Post-hurricanes, the needed rain didn't get up to central Arkansas, alas

 

 

                Already Saturday night. Looking out the window, gloom is palpable. The darkness, really dusk, is black beyond the maple tree. The foreground is a carpet of fallen, shriveled leaves hiding the grass beneath. It’s time for me to go out into this scene and retrieve the squirrel-proof-but-not-racoon-proof bird feeder. Racoons can sit on the crossbar of the rusted swing set form, reach out to the feeder, shake it, and soon the wire holding it to the iron latch comes loose the whole thing falls, opening all the feeder squares to the marauder(s). After two nights of this behavior, I bring in the feeder and return it when I arise.

                Now, it’s pitch dark outside, but light inside, what with four lamps in this sunroom-cum-office on the southeast side of this old house. 

                Milton, the ferocious hurricane that followed Helene through Florida had diminished to a Cat 3. When my Gulf Breeze daughter-in-law complained via social media, I answered her, “But you live in Paradise, right?” She answered quickly, “They paved over that a long time ago.”

                The grandsons from Sarasota drove two hours north before the storm, but were back home in two days. Haven’t yet heard about the granddaughter from Tampa who fled to friends in Savannah.
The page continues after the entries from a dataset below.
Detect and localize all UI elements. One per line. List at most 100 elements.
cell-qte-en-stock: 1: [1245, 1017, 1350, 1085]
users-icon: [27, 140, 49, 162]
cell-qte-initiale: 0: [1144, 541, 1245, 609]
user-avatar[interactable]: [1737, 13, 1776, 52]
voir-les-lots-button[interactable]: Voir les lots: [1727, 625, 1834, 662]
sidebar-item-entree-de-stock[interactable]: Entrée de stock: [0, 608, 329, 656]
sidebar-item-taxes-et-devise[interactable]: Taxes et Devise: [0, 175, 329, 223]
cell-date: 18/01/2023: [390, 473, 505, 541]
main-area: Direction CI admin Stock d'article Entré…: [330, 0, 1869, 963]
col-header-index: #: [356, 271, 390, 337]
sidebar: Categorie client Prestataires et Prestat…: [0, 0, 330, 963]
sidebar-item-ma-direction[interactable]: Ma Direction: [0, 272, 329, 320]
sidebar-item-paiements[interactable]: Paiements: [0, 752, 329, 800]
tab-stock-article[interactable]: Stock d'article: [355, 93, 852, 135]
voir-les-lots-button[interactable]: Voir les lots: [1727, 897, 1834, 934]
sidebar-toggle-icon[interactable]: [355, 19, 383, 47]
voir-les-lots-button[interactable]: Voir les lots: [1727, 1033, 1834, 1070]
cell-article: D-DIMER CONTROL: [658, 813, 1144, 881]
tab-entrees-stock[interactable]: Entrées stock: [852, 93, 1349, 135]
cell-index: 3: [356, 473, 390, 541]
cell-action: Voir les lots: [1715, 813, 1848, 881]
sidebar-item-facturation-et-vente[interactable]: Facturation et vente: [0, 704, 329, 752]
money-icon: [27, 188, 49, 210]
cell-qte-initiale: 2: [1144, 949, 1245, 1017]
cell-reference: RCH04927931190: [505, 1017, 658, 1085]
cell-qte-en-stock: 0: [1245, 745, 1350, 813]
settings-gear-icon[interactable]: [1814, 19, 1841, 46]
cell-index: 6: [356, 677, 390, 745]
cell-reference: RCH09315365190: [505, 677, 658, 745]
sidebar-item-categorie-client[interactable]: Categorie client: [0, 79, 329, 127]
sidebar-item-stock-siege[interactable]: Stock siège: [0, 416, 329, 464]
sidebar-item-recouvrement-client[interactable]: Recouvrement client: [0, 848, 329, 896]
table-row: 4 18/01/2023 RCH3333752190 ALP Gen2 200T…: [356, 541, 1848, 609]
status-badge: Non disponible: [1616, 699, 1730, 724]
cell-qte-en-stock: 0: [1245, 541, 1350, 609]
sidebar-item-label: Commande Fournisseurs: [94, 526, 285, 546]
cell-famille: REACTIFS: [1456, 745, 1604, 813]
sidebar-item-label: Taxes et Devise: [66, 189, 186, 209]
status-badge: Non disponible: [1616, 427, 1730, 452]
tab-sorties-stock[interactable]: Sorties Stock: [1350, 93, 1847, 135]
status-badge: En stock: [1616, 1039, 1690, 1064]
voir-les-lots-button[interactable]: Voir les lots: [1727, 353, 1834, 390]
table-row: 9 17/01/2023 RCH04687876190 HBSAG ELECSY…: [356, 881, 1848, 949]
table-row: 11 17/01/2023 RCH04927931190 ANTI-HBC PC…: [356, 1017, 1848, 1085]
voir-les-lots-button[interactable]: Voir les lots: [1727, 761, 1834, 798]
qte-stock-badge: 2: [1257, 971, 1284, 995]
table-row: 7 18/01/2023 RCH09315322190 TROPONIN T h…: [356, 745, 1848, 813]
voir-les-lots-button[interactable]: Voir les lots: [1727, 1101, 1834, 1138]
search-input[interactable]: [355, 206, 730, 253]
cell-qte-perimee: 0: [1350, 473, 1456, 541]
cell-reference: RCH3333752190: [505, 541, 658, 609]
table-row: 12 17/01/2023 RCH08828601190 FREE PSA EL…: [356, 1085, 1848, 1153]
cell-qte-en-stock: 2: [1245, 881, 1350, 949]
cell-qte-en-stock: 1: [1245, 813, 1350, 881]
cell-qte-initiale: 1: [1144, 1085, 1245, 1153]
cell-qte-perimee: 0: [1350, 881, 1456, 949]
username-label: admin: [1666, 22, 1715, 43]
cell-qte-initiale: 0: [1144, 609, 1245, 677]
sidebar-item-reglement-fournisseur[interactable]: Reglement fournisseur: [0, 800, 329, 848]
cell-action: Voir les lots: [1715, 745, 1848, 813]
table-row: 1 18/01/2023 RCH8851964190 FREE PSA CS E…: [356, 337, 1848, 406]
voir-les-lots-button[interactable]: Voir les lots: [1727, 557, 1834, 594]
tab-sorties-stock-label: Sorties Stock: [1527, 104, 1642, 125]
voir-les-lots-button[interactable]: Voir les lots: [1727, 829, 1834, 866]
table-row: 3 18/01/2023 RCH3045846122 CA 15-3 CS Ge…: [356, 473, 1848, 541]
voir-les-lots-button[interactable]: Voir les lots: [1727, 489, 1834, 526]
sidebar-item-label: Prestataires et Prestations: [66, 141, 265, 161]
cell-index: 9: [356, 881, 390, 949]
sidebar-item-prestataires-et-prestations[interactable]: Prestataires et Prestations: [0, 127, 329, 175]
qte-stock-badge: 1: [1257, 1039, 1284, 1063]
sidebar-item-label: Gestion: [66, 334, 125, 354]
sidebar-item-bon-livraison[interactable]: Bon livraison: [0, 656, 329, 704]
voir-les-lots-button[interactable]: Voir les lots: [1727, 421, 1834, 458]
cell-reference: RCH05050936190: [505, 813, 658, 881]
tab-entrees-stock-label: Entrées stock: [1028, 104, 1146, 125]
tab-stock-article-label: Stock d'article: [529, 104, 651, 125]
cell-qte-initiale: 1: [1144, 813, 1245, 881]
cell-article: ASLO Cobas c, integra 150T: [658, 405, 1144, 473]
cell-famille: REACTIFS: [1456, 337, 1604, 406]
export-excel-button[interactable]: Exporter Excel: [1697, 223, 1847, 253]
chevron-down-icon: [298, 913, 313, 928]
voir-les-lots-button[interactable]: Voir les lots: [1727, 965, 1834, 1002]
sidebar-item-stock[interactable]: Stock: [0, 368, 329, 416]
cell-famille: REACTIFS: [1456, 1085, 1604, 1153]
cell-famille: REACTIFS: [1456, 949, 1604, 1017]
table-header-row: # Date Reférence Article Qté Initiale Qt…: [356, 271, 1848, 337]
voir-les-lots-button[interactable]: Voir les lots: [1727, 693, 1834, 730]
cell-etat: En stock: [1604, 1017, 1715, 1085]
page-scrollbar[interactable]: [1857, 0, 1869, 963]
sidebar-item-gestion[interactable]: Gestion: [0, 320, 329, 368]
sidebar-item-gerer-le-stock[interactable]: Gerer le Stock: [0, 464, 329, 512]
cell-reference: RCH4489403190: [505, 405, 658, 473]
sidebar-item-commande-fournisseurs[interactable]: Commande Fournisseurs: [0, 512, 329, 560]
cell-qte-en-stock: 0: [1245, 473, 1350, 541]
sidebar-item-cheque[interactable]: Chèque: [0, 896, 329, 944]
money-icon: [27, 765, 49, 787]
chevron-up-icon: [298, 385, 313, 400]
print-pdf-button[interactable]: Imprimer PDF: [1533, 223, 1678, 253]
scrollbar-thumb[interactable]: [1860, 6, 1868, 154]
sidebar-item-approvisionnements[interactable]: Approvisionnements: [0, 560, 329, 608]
While an MFA online classmate who lives on the east coast of the assailed state prepared, she was not hit except with a little rain and a little wind. “Little” in the sense could be anything short of killer winds and rain. Relatives in Georgia and other southeast states hailed an “all-safe-but-the-yard” message.

While the extreme south’s getting more rain than it needs, we in central Arkansas are thirsting for the liquid stuff. Not that we don’t have access to water, but the plants and trees need some in a big way. I fill pitcher after pitcher to keep the new celosia and pansies watered, plus the mums and what few dianthus plants are still green. I figured out a clever way to keep the two pots of pink petunias blooming: When one pot looks puny, I sit it down in a galvanized bucket that holds the end of the hose, run a bit of water in the bucket and voila, it revives and blooms happily. Same with the other pot.